Dr Andrew Papanikitas qualified as a general practitioner (MRCGP) in 2008. He holds degrees in medicine, the History of Medicine, and Medical Law & Ethics, as well as postgraduate diplomas in history, philosophy and child health. He is an Academic Clinical Lecturer in the Nuffield Department of Primary Care Health Sciences
He is passionate about medical education both for medical students and for qualified doctors. In 2015-16 he was shortlisted in both ‘Outstanding Tutor’ and ‘Outstanding Supervisor’ categories in the OUSU teaching awards. He is one of the founding members of the Royal Society of Medicine Student Members’ Group, has served on the Trainees Section, and in 2007 won a RSM Glaxo-Smithkline Fellowship. He is currently on the council of the RSM GP and Primary Healthcare Section and was President of the RSM Open Section from 2012-15. He currently serves as a co-opted observer on the Royal College of General Practitioners’ ethics committee. He has been ethics editor for the London Journal of Primary Care and peer-reviews for the Journal of Medical Ethics, The Journal of the Royal Society of Medicine, and the Student BMJ. He has written several books and chapters themes relating to both clinical examinations and to medical ethics, including the ‘Crash course in medical ethics and sociology‘.

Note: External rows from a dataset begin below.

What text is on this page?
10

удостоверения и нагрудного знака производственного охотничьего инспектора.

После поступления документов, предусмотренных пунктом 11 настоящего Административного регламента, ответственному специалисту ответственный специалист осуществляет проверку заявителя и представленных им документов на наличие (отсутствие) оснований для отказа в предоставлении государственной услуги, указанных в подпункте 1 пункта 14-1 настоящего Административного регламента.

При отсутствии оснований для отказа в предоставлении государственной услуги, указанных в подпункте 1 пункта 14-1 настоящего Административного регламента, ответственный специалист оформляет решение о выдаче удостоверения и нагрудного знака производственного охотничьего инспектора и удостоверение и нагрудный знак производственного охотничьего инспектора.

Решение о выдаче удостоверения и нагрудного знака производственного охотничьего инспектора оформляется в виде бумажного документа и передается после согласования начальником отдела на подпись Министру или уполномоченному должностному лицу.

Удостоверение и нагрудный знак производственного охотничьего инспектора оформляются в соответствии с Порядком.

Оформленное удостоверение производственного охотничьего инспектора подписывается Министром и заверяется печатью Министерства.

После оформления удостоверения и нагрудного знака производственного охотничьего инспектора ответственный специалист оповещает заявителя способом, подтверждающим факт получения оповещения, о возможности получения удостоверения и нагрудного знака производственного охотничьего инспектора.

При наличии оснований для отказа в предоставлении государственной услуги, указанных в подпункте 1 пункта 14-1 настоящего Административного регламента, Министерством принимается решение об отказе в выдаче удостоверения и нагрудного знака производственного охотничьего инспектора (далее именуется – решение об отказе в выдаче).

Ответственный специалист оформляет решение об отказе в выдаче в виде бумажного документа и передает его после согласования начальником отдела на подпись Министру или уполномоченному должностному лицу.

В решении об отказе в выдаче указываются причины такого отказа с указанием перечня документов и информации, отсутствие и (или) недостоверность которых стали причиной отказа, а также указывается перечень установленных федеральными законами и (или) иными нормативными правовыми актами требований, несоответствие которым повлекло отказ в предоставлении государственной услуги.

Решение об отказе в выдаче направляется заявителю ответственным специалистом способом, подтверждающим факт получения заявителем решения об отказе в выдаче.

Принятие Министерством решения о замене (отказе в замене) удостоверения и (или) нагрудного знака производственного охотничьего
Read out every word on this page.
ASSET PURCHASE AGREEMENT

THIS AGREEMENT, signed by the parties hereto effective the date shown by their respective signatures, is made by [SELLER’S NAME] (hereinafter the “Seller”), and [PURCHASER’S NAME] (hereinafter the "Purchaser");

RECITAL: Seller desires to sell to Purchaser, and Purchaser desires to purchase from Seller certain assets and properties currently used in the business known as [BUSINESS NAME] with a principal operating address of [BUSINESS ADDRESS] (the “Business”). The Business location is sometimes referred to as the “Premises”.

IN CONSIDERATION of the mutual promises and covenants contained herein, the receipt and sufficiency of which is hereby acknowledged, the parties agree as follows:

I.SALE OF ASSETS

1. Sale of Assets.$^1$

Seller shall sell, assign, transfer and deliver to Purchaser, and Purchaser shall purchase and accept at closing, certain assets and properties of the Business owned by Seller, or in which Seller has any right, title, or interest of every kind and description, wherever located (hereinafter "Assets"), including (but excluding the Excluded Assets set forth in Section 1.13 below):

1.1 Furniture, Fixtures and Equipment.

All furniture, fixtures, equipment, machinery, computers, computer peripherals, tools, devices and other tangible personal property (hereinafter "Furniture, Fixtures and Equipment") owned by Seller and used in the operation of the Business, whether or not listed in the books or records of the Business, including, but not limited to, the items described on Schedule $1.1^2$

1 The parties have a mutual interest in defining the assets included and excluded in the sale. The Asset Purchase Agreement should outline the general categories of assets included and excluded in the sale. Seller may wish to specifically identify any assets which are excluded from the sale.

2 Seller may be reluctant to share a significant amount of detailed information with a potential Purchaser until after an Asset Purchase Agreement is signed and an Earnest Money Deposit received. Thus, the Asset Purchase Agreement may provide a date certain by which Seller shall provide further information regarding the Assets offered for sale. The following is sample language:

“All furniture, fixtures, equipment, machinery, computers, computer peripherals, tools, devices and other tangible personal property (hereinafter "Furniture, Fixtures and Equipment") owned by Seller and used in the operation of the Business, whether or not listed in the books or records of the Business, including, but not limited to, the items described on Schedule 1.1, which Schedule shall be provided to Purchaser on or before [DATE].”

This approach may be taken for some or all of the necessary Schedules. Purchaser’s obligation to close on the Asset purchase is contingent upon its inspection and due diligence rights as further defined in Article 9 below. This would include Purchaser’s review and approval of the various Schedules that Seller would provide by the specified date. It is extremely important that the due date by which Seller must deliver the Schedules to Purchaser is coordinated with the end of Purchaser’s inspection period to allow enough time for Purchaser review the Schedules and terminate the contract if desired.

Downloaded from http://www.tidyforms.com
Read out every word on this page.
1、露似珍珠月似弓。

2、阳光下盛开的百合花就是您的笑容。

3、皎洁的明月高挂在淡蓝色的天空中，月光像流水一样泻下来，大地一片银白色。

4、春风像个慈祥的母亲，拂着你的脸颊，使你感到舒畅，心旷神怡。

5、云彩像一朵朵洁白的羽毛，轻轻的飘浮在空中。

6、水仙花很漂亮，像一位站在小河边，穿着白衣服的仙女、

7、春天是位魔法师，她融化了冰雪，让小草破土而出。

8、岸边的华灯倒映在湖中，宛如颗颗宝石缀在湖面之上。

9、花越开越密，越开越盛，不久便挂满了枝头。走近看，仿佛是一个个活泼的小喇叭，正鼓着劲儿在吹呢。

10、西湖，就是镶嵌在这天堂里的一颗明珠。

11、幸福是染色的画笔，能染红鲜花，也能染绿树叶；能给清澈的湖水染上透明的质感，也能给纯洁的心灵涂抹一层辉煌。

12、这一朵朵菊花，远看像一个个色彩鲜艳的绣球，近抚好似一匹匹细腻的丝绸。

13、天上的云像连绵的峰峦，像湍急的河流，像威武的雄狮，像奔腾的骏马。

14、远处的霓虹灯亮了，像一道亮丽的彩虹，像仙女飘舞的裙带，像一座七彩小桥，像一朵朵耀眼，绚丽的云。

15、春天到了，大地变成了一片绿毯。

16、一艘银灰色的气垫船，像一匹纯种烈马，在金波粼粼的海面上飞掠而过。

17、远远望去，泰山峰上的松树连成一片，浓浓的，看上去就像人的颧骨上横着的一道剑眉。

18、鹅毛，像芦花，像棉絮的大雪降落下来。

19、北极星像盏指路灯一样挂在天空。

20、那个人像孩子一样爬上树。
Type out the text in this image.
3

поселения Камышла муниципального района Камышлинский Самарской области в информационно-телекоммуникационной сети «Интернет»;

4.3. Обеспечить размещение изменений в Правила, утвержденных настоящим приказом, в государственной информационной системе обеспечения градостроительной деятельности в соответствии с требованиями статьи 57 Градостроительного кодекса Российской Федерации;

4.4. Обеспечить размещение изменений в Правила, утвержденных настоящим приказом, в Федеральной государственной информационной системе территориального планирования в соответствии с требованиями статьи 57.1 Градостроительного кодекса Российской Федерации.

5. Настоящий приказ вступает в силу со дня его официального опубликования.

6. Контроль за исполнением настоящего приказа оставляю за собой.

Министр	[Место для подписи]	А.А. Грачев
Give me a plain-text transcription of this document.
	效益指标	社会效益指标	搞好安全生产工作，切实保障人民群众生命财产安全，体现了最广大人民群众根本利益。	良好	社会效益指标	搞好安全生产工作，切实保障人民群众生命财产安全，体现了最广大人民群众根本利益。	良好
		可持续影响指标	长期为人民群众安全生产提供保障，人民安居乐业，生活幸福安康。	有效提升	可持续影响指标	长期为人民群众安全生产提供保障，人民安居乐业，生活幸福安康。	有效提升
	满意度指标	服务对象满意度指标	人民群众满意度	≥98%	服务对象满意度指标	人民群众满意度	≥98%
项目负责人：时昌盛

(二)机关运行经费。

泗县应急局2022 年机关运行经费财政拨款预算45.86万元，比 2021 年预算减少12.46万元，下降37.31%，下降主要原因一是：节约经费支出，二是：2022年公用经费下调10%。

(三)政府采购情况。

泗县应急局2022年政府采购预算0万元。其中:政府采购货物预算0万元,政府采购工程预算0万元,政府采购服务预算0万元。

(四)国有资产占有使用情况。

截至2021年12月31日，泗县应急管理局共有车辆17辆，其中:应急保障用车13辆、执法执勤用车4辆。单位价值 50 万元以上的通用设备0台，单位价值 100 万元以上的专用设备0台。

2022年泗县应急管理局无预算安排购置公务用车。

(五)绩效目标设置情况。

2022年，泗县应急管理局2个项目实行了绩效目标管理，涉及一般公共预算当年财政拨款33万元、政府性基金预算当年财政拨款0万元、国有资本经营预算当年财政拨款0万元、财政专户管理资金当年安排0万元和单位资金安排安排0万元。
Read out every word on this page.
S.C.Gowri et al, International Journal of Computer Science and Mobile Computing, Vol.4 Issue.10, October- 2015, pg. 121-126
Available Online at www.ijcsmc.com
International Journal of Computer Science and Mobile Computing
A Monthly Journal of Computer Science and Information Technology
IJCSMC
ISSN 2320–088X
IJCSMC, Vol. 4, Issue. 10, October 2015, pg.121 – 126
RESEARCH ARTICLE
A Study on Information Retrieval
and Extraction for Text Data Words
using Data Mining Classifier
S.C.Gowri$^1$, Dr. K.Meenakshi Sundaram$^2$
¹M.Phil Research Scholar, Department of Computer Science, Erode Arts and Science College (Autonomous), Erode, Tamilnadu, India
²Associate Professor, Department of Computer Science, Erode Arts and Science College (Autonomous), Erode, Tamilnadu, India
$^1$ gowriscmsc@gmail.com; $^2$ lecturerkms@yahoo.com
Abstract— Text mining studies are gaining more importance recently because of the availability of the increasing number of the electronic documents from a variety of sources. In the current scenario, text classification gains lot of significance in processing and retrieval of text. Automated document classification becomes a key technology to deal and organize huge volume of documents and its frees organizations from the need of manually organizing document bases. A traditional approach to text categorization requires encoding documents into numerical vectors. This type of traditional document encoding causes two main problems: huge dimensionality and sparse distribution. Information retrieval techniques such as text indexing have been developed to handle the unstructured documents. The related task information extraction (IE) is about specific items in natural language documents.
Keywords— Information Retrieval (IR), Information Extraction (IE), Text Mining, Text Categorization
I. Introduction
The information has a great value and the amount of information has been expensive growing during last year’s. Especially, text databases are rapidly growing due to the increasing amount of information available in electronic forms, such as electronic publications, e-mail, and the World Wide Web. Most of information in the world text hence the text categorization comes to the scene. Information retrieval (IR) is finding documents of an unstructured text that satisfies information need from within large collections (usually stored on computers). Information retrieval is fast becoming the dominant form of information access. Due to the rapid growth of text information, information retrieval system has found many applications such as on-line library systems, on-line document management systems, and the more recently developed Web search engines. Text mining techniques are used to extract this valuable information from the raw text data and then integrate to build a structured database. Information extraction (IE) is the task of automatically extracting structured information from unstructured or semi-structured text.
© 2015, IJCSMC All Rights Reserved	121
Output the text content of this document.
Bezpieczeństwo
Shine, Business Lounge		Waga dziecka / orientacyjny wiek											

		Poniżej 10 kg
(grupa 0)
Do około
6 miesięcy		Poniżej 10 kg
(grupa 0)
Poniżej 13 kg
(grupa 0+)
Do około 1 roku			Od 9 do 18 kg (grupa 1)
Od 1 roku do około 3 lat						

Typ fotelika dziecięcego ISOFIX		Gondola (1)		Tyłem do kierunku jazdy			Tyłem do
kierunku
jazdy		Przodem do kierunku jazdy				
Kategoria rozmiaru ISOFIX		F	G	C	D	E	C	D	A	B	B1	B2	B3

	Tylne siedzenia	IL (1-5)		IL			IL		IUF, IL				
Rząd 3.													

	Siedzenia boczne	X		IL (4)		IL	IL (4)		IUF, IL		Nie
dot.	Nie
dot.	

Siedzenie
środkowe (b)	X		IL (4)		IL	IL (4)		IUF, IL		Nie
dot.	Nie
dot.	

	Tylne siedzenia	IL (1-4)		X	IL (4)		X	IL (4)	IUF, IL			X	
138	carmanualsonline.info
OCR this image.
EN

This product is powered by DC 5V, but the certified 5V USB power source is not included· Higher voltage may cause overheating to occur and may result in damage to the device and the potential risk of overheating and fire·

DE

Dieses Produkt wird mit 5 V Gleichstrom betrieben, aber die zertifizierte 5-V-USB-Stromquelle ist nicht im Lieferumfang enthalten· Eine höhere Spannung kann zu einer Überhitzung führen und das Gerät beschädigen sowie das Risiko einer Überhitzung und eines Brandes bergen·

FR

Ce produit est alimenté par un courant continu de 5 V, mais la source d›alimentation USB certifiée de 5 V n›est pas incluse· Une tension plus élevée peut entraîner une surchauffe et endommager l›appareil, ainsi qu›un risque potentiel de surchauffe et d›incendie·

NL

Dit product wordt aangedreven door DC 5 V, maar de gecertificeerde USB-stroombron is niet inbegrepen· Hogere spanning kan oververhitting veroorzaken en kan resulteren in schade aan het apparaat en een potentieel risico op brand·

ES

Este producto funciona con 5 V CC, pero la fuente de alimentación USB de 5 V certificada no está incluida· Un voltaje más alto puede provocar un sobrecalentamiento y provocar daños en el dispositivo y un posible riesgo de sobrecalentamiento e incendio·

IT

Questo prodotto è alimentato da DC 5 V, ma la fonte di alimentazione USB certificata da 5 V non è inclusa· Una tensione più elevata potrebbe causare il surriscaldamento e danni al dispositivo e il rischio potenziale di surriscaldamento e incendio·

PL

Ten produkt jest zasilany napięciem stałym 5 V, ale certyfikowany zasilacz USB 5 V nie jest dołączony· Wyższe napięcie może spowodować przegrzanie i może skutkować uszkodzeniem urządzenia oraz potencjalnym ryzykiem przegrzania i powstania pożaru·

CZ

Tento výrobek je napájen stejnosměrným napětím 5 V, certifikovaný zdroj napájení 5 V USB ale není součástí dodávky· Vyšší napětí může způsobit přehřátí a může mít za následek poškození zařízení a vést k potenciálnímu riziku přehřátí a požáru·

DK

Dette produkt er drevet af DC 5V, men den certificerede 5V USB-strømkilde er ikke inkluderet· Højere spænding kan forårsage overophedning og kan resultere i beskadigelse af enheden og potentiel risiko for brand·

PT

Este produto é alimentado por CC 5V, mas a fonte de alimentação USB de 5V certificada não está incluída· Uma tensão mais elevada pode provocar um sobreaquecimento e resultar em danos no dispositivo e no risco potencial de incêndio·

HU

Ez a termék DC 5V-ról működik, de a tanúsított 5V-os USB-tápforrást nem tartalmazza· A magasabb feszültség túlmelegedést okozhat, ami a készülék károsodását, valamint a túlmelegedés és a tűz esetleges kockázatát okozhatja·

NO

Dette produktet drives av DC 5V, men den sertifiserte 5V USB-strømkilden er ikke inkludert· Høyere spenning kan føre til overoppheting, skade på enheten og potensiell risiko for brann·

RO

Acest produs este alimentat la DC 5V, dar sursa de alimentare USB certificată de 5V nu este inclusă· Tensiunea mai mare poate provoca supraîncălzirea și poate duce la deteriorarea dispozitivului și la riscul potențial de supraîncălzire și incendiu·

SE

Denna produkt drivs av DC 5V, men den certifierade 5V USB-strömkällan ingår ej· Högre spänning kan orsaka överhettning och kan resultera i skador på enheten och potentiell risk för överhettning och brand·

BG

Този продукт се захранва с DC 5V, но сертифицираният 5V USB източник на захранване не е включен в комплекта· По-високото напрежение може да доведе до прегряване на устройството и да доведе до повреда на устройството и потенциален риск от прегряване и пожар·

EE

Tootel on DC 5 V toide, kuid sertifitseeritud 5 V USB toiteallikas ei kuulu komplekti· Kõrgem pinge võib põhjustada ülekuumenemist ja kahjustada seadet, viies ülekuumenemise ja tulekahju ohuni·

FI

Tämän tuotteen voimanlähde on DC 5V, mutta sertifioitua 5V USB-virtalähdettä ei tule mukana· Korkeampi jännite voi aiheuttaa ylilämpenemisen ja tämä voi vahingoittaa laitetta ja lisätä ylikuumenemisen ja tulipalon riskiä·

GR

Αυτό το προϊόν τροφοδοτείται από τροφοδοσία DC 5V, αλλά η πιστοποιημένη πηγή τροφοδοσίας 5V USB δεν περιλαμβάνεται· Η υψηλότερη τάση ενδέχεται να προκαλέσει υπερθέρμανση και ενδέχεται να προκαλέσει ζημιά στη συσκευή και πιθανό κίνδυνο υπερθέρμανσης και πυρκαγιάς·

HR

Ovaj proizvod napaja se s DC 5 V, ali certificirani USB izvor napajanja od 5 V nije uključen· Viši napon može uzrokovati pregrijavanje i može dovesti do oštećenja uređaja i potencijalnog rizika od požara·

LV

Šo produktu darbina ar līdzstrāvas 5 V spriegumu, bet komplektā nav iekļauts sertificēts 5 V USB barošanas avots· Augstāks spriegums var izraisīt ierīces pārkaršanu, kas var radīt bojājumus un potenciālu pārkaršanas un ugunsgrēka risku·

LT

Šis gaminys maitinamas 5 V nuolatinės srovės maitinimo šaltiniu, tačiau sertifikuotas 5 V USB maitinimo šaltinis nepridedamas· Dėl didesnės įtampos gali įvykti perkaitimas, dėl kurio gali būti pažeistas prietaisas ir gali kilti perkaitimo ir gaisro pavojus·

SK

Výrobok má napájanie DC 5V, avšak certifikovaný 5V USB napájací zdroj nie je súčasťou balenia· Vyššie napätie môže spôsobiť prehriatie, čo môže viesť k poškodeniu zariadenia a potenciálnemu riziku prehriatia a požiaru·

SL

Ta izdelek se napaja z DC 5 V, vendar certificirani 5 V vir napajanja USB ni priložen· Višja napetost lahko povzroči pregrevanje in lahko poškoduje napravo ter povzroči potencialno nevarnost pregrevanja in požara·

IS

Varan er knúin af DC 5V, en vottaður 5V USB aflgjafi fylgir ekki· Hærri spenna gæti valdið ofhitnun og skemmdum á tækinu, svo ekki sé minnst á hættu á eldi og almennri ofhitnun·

Dr Papanikitas provides tutorials in medical ethics, law and professionalism and clinical communication skills. He also has experience with small group seminars and larger lectures.
He has taught and facilitated medical ethics and law as well as inter-professional and clinical communication skills at King’s College London (KCL) where he was a medical admissions interviewer and OSCE examiner 2010-2013. From 2010-2015 he has co-led a module on ethics law and professionalism for the KCL Dept. of Primary Healthcare, He now co-convenes the Ethics for the Biosciences course at Oxford and lectures on a variety of other courses. He is a tutor for the Medical School Clinical Communication Skills programme and the 5th Year General Practice seminars. He also teaches students in the general practice clinical setting
Dr Papanikitas’ interests lie in healthcare ethics (with a special focus on the primary healthcare context), and undergraduate and postgraduate education (with special foci on primary healthcare, medical ethics and clinical communication). His PhD thesis, “From the classroom to the clinic: ethics education and general practice” is a qualitative study with a purposive sample of UK GPs. In the thesis he argues that issues that arise in practice (e.g. through the experience of emotional discomfort or conflicts of needs and perspectives) are not necessarily those that come ‘pre-identified’ as ethical issues in education. An awareness of the ethical traditions and frameworks that underlie evidence-based medicine, public health, and concepts of community and solidarity, may help GPs to understand their wider duties and the challenge of reconciling these with person-centred practice.
Dr Papanikitas also involved as a founding partner in The Healthcare Values Partnership which is led by Professor Joshua Hordern and as a co-convenor of the TORCH medical humanities programme
In January 2014 he was appointed director for the Society of Apothecaries’ Diploma Course in philosophy and ethics of healthcare, one of the oldest course of its kind in the UK, and an approved self-selected component for KCL and St Georges’ medical schools. All medical students are eligible to enter the course and examination.